One of the large models on display is as bizarre a creature as we might ever see. It looks like a cartoon beetle with some ultra-sensitive receiving device of spheres and tendrils mounted on a short mast protruding from its back. It is in fact Bocydium globulare, the most extravagant of the leaf hoppers (pictured). The hollow globes, like the remarkable excrescences exhibited by other leaf hoppers, probably deter predators.

Credit: HWA JA GÖTZ, MFN BERLIN

This model is by the brilliant sculptor, Alfred Keller (1902–55). Keller was trained as a kunstschmied, an 'art blacksmith'. From 1930 until his early death he was employed by the Berlin Museum für Naturkunde (Museum of Natural History), painstakingly labouring over his recreations of insects and their larvae. Each took a year to complete.

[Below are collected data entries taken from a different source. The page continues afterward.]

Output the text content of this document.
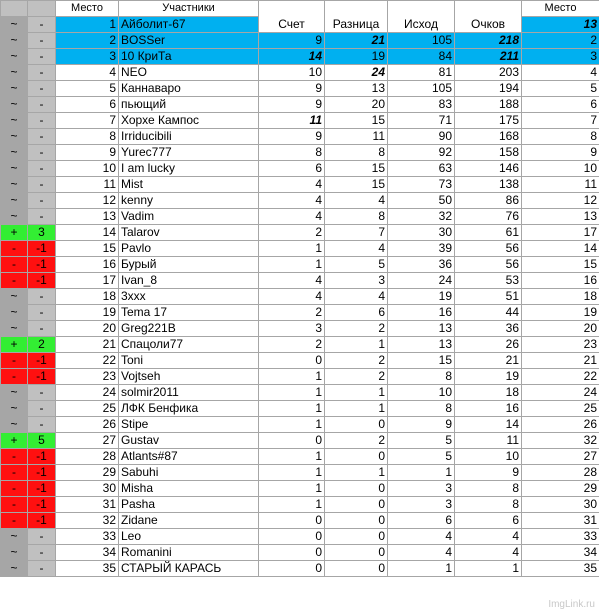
		Место	Участники	Счет	Разница	Исход	Очков	Место	
~	-	1	Айболит-67					13				
~	-	2	BOSSer	9	21	105	218	2	
~	-	3	10 КриТа	14	19	84	211	3	
~	-	4	NEO	10	24	81	203	4	
~	-	5	Каннаваро	9	13	105	194	5	
~	-	6	пьющий	9	20	83	188	6	
~	-	7	Хорхе Кампос	11	15	71	175	7	
~	-	8	Irriducibili	9	11	90	168	8	
~	-	9	Yurec777	8	8	92	158	9	
~	-	10	I am lucky	6	15	63	146	10	
~	-	11	Mist	4	15	73	138	11	
~	-	12	kenny	4	4	50	86	12	
~	-	13	Vadim	4	8	32	76	13	
+	3	14	Talarov	2	7	30	61	17	
-	-1	15	Pavlo	1	4	39	56	14	
-	-1	16	Бурый	1	5	36	56	15	
-	-1	17	Ivan_8	4	3	24	53	16	
~	-	18	3xxx	4	4	19	51	18	
~	-	19	Tema 17	2	6	16	44	19	
~	-	20	Greg221B	3	2	13	36	20	
+	2	21	Спацоли77	2	1	13	26	23	
-	-1	22	Toni	0	2	15	21	21	
-	-1	23	Vojtseh	1	2	8	19	22	
~	-	24	solmir2011	1	1	10	18	24	
~	-	25	ЛФК Бенфика	1	1	8	16	25	
~	-	26	Stipe	1	0	9	14	26	
+	5	27	Gustav	0	2	5	11	32	
-	-1	28	Atlants#87	1	0	5	10	27	
-	-1	29	Sabuhi	1	1	1	9	28	
-	-1	30	Misha	1	0	3	8	29	
-	-1	31	Pasha	1	0	3	8	30	
-	-1	32	Zidane	0	0	6	6	31	
~	-	33	Leo	0	0	4	4	33	
~	-	34	Romanini	0	0	4	4	34	
~	-	35	СТАРЫЙ КАРАСЬ	0	0	1	1	35	
ImgLink.ru
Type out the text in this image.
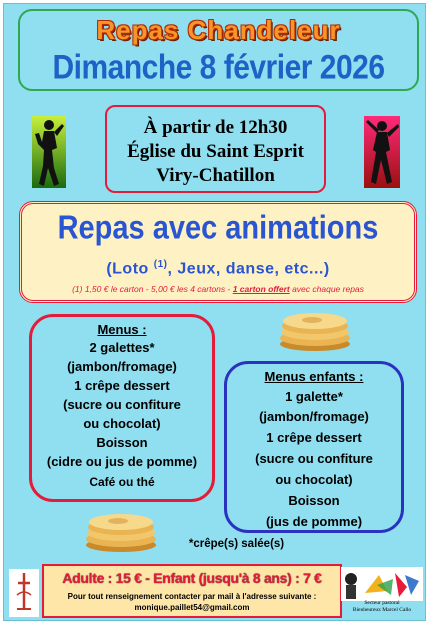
Repas Chandeleur
Dimanche 8 février 2026
À partir de 12h30
Église du Saint Esprit
Viry-Chatillon
Repas avec animations
(Loto $^{(1)}$, Jeux, danse, etc...)
(1) 1,50 € le carton - 5,00 € les 4 cartons - 1 carton offert avec chaque repas
Menus :
2 galettes*
(jambon/fromage)
1 crêpe dessert
(sucre ou confiture
ou chocolat)
Boisson
(cidre ou jus de pomme)
Café ou thé
Menus enfants :
1 galette*
(jambon/fromage)
1 crêpe dessert
(sucre ou confiture
ou chocolat)
Boisson
(jus de pomme)
*crêpe(s) salée(s)
Adulte : 15 € - Enfant (jusqu'à 8 ans) : 7 €
Pour tout renseignement contacter par mail à l'adresse suivante :
monique.paillet54@gmail.com	Secteur pastoral
Bienheureux Marcel Callo
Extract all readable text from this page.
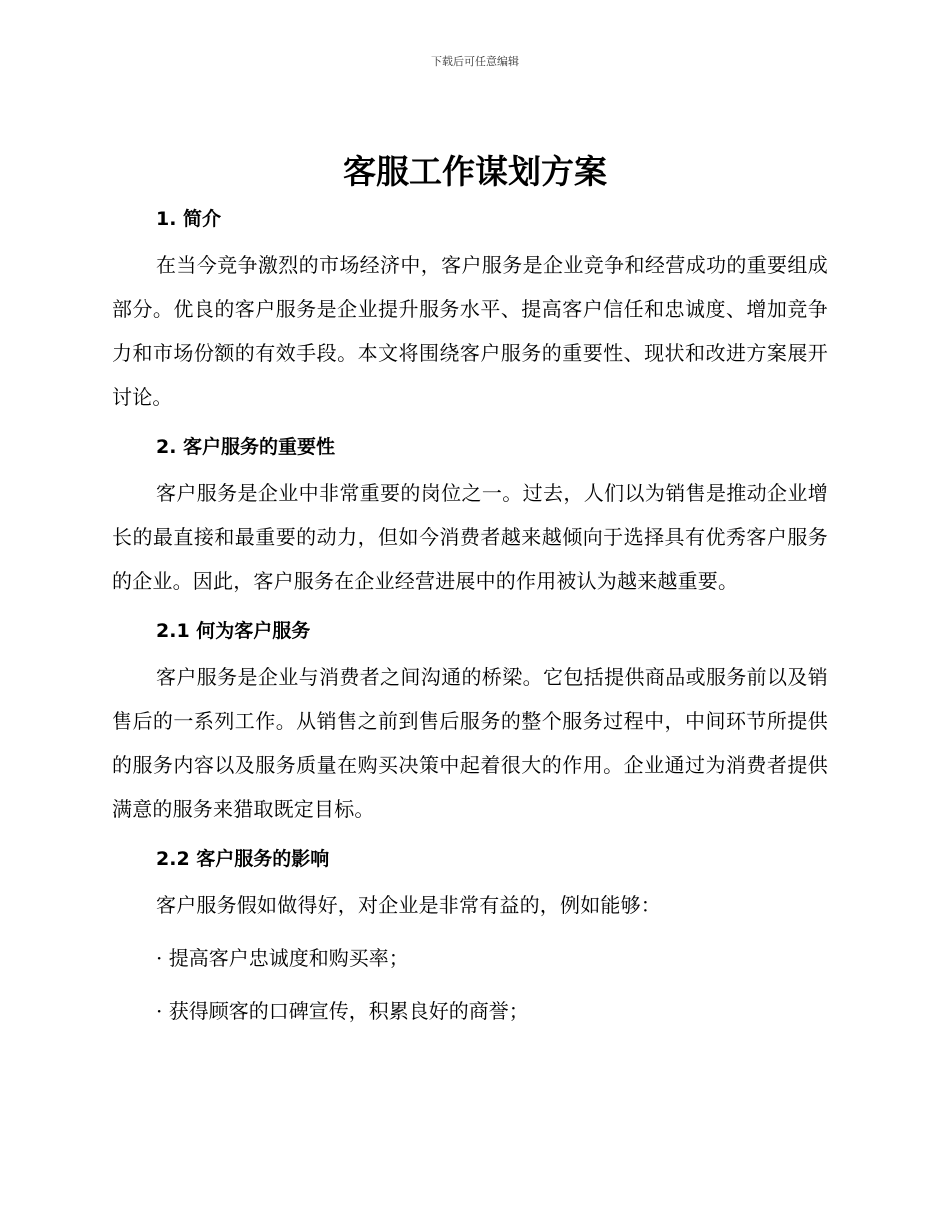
下载后可任意编辑
客服工作谋划方案
1. 简介

在当今竞争激烈的市场经济中，客户服务是企业竞争和经营成功的重要组成部分。优良的客户服务是企业提升服务水平、提高客户信任和忠诚度、增加竞争力和市场份额的有效手段。本文将围绕客户服务的重要性、现状和改进方案展开讨论。

2. 客户服务的重要性

客户服务是企业中非常重要的岗位之一。过去，人们以为销售是推动企业增长的最直接和最重要的动力，但如今消费者越来越倾向于选择具有优秀客户服务的企业。因此，客户服务在企业经营进展中的作用被认为越来越重要。

2.1 何为客户服务

客户服务是企业与消费者之间沟通的桥梁。它包括提供商品或服务前以及销售后的一系列工作。从销售之前到售后服务的整个服务过程中，中间环节所提供的服务内容以及服务质量在购买决策中起着很大的作用。企业通过为消费者提供满意的服务来猎取既定目标。

2.2 客户服务的影响

客户服务假如做得好，对企业是非常有益的，例如能够：

· 提高客户忠诚度和购买率；

· 获得顾客的口碑宣传，积累良好的商誉；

Keller worked first in plasticine, from which he cast a model in plaster. This plaster reference model he then recast in papier maché. Some details he added, cast in wax, with wings and bristles in celluloid and galalith (an early plastic material used in jewellery). Finally he coloured the surfaces, sometimes with additional gilding. The levels of patience and manual control Keller exercised were incredible. His fly, for example, boasts 2,653 bristles.

It may surprise some to find that papier maché — a material now associated with messy child's play — was used in such a refined manner for scientific modelling. It was developed as a serious medium by the anatomist Louis Auzoux of Paris. He was looking for a cheap and portable alternative to the wax models that graced only the best funded schools of medicine. During the 1820s Auzoux perfected his technique, mixing powdered stone and flax fibres into his paper pulp. The resulting models of bodies, with removable parts, were light, strong and flexible, and could be coloured and labelled.

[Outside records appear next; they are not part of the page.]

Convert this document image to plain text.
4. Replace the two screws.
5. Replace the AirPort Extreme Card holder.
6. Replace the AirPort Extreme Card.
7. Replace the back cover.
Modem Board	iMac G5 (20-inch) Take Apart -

Auzoux set up a factory and shop to manufacture and distribute his models worldwide, progressively extending his production to zoological and botanical examples. His large-scale insects proved especially popular. His shop in the Rue du Medecine in Paris survived into the 1990s; its remaining specimens were auctioned in 1998.

Although they used similar media and sometimes the same insect subjects, Keller and Auzoux stood at different ends of the modelling business. Auzoux produced on a commercial scale; Keller was a sculptor of monumental one-off portraits. Each model is a masterpiece, with no effort spared. It is difficult to see how such a skilled artisan could survive in today's museums, with their emphasis on cost analysis. Keller's exacting models may be things of the past, yet they are far from obsolete. Like the great habitat dioramas, they exercise a magnetic attraction.

Are Keller's models art or science? They are truly both. In the Museum für Gegenwart we tend to see their artistry; in the Museum für Naturkunde their scientific dimension. But Keller's artistry is always apparent in his observations of nature — and his scientific observations are central to his art.